Process ForkPoolWorker-1:
Done
Traceback (most recent call last):
  File "/usr/lib/python3.8/multiprocessing/process.py", line 315, in _bootstrap
    self.run()
  File "/usr/lib/python3.8/multiprocessing/process.py", line 108, in run
    self._target(*self._args, **self._kwargs)
  File "/usr/lib/python3.8/multiprocessing/pool.py", line 125, in worker
    result = (True, func(*args, **kwds))
  File "/usr/lib/python3.8/multiprocessing/pool.py", line 51, in starmapstar
    return list(itertools.starmap(args[0], args[1]))
  File "test.py", line 8, in g
    pass
KeyboardInterrupt

This obviously means that parent and children processes both raise KeyboardInterrupt from Ctrl+C, further suggested by tests with kill -2. Why does this happen and how to deal with it to achieve what I want?


Solution

  • The signal that triggers KeyboardInterrupt is delivered to the whole pool. The child worker processes treat it the same as the parent, raising KeyboardInterrupt.

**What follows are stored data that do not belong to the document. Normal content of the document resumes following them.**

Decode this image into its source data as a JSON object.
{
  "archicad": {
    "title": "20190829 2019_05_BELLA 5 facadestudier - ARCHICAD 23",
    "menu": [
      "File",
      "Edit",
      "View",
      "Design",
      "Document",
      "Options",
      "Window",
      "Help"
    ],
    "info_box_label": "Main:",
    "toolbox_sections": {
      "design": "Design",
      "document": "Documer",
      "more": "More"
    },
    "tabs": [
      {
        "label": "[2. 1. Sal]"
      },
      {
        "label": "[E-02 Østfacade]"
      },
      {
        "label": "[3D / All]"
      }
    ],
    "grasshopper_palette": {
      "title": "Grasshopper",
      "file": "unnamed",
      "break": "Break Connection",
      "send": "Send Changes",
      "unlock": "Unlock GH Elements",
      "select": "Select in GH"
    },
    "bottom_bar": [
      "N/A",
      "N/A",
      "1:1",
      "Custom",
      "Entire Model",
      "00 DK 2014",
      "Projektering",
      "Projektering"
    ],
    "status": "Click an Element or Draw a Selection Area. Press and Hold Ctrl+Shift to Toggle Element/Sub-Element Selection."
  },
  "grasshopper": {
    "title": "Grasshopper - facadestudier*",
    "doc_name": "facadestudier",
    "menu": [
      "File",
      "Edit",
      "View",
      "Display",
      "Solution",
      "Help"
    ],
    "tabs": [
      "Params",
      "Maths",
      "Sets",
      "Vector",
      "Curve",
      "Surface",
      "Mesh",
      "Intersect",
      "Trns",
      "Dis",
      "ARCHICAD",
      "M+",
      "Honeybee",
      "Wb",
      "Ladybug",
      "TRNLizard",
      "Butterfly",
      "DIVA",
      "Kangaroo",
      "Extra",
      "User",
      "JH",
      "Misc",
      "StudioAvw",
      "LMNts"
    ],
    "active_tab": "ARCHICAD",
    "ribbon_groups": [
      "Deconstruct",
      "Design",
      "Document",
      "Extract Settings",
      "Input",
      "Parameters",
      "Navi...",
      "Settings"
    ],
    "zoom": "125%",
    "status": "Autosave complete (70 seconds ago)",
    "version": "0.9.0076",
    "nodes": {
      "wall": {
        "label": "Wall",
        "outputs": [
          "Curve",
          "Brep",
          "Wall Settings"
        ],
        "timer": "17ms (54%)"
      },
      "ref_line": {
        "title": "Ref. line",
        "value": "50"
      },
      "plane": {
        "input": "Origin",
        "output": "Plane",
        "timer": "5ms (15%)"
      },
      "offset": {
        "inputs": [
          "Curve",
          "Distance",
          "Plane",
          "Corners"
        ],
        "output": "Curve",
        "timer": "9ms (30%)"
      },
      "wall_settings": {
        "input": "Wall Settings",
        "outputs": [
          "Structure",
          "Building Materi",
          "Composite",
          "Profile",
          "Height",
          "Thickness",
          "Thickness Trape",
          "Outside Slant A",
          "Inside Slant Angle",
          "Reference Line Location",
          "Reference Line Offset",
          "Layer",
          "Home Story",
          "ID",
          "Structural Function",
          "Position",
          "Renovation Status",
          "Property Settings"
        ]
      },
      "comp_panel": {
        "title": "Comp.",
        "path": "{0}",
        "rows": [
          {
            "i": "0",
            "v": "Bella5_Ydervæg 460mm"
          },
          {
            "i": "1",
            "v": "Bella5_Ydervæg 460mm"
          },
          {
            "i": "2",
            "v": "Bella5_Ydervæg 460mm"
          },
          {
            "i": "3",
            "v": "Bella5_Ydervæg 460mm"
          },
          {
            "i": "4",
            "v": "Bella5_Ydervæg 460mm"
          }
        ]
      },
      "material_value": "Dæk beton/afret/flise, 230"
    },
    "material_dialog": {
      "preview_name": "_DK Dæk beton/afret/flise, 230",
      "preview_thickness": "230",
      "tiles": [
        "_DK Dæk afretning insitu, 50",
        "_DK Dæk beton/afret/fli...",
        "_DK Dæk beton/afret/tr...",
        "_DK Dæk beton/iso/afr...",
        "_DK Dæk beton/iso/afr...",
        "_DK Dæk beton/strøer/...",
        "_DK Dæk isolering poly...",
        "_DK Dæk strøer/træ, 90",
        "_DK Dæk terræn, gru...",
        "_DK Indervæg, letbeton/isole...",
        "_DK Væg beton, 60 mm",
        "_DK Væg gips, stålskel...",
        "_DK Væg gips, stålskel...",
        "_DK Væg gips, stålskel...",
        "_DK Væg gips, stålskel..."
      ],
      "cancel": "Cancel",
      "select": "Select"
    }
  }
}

    The easiest solution here is:

    1. Disable the SIGINT handling in each worker on creation
    2. Ensure the parent terminates the workers when it catches KeyboardInterrupt

    You can do this easily by passing an initializer function that the Pool runs in each worker before the worker begins doing work:

    import signal
    import multiprocessing as mp
    
    # Use initializer to ignore SIGINT in child processes
    with mp.Pool(1, initializer=signal.signal, initargs=(signal.SIGINT, signal.SIG_IGN)) as pool:
        try:
            s = pool.starmap(g, [[]] * 1)
        except KeyboardInterrupt:
            print('Done')
    

    The initializer replaces the default SIGINT handler with one that ignores SIGINT in the children, leaving it up to the parent process to kill them. The with statement in the parent handles this automatically (exiting the with block implicitly calls pool.terminate()), so all you're responsible for is catching the KeyboardInterrupt in the parent and converting from ugly traceback to simple message.